Heparin and heparan sulfate constitute a distinct class of glycosaminoglycans (GAGs). GAGs are long, linear polymers composed of repeating disaccharide subunits. Heparin and heparan sulfate belong to a family of polysaccharide species, the chains of which are made up of alternating 1-4-linked and variously sulfated residues of hexuronic (D-glucuronic or L-iduronic) acid and D-glucosa-mine. The two substances differ in their hexuronic acid composition and pattern of substitution, with heparin having a higher content of sulfates and, consequently, a greater linear charge density. Commercially available heparin preparations are heterogeneous and polydisperse, consisting of polysaccharide fragments ranging in length from 3000 to 30,000 Da (10-100 saccharide residues) (see Chapter 7).

Heparan sulfate, together with chondroitin sulfate and dermatan sulfate, is widely distributed in the body, whereas heparin is found only in lung, ileum, skin, lymph nodes, thymus, and appendix, sites where mast cells are concentrated (Gomes and Dietrich, 1982). Metachromatic granules of mast cells are the major reservoir of heparin (Metcalfe et al., 1979). Heparan sulfate and other GAGs are also found in mast cell granules but are expressed mainly on the surface of nearly all adherent mammalian cells in the form of proteoglycans, consisting of oligosaccharides covalently linked to a core protein (syndecan) (Hook et al., 1984).

PF4, a heparin-binding protein normally found in platelet a-granules, is secreted when platelets are activated by various stimuli. Human PF4 is a member of a large family of homologous proteins, encoded by genes located on chromosomes 4 and 17, which have been designated "chemokines," and they are involved in chemotaxis, coagulation, inflammation, and cell growth (Zlotnik et al., 2000; Rollins, 1997; Luster, 1998).
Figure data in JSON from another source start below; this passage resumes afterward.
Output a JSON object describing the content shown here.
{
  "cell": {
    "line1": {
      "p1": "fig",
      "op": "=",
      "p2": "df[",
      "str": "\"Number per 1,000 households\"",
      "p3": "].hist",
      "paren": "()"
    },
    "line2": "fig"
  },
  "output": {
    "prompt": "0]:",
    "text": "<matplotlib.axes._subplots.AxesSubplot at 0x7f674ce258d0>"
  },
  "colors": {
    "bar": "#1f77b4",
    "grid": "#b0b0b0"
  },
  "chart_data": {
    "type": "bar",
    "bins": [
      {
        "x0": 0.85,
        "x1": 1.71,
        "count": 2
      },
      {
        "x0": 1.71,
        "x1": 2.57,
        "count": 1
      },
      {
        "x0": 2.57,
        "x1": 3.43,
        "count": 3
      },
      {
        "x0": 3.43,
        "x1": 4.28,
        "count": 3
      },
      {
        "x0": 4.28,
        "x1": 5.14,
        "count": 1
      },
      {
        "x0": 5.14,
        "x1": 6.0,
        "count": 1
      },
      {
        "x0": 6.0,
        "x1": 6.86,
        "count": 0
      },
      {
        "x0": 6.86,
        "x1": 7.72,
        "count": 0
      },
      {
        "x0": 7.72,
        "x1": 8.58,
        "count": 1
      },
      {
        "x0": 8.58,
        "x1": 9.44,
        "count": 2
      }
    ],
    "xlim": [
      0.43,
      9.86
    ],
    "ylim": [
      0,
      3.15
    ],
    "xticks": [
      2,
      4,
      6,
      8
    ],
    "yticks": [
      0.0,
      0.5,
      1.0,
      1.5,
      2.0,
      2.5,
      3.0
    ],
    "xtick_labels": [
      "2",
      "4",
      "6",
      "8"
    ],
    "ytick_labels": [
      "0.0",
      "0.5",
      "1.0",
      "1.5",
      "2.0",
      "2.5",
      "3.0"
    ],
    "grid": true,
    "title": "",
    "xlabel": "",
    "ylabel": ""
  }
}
This family has been separated into four branches, designated CX3C, CXC, CC, and C, based on the relative position of the first two conserved cysteines. PF4 belongs to the CXC family, which includes, among others, interleukin-8 (IL-8), interferon-g-inducible protein (IP-10), platelet basic protein (PBP), and two proteins derived from PBP by proteolytic cleavage: b-thromboglobulin (b-TG) and neutrophil-activating protein-2 (NAP-2). Human PF4 is a symmetrical, tetrameric molecule made up of identical subunits, each containing 70 amino acid residues of known sequence (Poncz et al., 1987), including two disulfide bonds, a single tyrosine, but no tryptophan. The molecule is positively charged at physiological pH (Handin and Cohen, 1976). The crystal structure of human PF4 has been resolved (Zhang et al., 1994). Lysine residues on the exterior faces of a-helices at the COOH-terminus of each monomer are critical for heparin binding (Loscalzo et al., 1985). However, residues located elsewhere on the tetramer are probably also important for this interaction (Maccarana and Lindahl, 1993; Mayo et al., 1995a).